Esses sentimentos, ela enfatiza, são válidos: um aborto espontâneo é uma perda, quer os pais o vejam como a perda de um bebê ou a perda do potencial. Para os pais que têm lutado para engravidar, isso pode ser acompanhado por sentimentos mais complexos, incluindo, potencialmente, luto pela perda de gestações anteriores. O luto pode transbordar de outros aspectos da vida - as pessoas podem estar processando a morte de entes queridos, ou grandes mudanças na vida, e o luto pode começar a ser insuportável.

“Não existem regras”, diz Fitelson, para luto e recuperação de aborto espontâneo e natimorto. Cada pessoa reage ao trauma de sua própria maneira e em seu próprio ritmo. Para amigos e familiares, respeitar e validar essa dor é muito importante. Reconhecer o luto e tratar o aborto e a natimortalidade como perdas reais cria um espaço seguro para as pessoas falarem sobre sua experiência.

Reservar um tempo para o luto também é importante, incluindo, se possível, uma licença do trabalho. Algumas pessoas acham útil viajar - ou se dedicar a projetos - enquanto outras gostam de passar algum tempo com privacidade. Para quem está tendo natimortos, a oportunidade de segurar o bebê, tirar fotos e guardar lembranças como pegadas ou cortes de cabelo pode ser extremamente valiosa. Organizações como a Now I Lay Me Down to Sleep oferecem fotógrafos voluntários para homenagear um natimorto e, mesmo que os pais não estejam prontos para ver essas fotos imediatamente, elas podem ser preciosas no futuro.

Entre seus pacientes, ela observa, uma vez que as pessoas começam a falar sobre aborto espontâneo e natimorto, é comum que amigos e familiares saiam da toca com histórias próprias. Ouvir que outras pessoas passaram pela experiência pode ajudar as pessoas a superar o luto e encontrar pontos em comum - e participar de um aborto espontâneo ou de um grupo de apoio a natimortos pode ser muito benéfico. Organizações comunitárias, centros de parto, hospitais e profissionais de saúde mental costumam oferecer grupos de perda de gravidez e podem dividir por idade gestacional para que as pessoas possam se conectar com pais que sabem como se sentem.

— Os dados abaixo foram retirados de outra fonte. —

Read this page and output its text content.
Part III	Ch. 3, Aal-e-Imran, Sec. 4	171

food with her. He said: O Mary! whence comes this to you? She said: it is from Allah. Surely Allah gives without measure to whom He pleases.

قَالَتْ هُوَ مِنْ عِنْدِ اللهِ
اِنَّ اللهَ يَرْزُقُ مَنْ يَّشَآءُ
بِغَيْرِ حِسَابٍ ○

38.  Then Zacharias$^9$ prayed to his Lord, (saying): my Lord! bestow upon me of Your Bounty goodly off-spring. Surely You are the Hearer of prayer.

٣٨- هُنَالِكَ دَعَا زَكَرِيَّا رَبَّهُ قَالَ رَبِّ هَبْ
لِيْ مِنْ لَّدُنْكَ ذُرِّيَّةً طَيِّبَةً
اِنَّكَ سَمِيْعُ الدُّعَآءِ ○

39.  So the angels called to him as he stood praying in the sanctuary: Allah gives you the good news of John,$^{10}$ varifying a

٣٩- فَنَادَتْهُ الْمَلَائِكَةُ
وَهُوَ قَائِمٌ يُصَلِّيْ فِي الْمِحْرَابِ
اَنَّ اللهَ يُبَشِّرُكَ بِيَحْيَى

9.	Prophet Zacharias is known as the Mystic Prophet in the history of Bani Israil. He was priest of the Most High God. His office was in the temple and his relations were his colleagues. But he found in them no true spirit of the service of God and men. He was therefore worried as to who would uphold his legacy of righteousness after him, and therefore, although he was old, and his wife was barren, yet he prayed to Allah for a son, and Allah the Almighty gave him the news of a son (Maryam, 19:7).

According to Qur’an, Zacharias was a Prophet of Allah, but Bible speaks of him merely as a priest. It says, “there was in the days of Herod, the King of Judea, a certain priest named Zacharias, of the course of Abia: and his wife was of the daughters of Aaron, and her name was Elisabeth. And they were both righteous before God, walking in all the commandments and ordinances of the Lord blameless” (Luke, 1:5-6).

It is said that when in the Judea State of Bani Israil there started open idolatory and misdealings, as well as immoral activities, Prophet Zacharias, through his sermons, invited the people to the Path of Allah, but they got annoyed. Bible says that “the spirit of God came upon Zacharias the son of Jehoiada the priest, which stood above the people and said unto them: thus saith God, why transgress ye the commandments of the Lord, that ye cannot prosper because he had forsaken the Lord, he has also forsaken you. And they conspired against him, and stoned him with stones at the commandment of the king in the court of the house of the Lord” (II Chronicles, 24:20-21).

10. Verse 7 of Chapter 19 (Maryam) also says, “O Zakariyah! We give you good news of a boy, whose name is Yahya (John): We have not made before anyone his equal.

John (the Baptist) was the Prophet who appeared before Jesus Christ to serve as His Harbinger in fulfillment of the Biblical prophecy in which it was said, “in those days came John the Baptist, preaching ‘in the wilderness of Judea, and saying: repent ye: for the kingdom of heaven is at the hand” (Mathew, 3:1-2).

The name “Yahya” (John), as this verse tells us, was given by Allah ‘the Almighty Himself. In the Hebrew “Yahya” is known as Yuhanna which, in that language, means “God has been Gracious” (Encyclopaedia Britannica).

“A coisa mais importante para as mulheres que abortaram”, diz Zoldbrod, “é ingressar em um grupo de apoio ao aborto espontâneo. Em um grupo de apoio ao aborto espontâneo, as pessoas entendem sua dor. Outra coisa realmente terrível sobre o aborto espontâneo - ou ser infértil - é a incrível inveja que alguém sente quando vê uma mulher grávida ... em um grupo de apoio ao aborto espontâneo, ninguém vai dizer que você vai para o inferno por ter esses sentimentos. ”

Às vezes, o apoio de amigos e familiares não é suficiente. Há motivo para preocupação quando o luto começa a interferir na vida das pessoas e quando elas têm problemas para seguir em frente. Se alguém parece suicida ou está pensando em se autoflagelar, é especialmente importante buscar ajuda externa. Mas a terapia pode ser útil mesmo quando as pessoas não estão sentindo que seu luto está fora de controle - conversar com um profissional em um ambiente seguro pode ajudar as pessoas a desempacotar e processar o luto, com ou sem um parceiro. E não se trata de 'superar isso', mas de seguir em frente.

O aborto espontâneo não precisa ser objeto de estigma silencioso e vergonha, mas esse é um processo que começa com uma pessoa de cada vez. Ser franco sobre a perda da gravidez pode reduzir a sensação de estar sozinho, ao passo que afirmar a validade do luto pode ajudar os pais a se sentirem mais à vontade em luto com sua comunidade, em vez de isoladamente.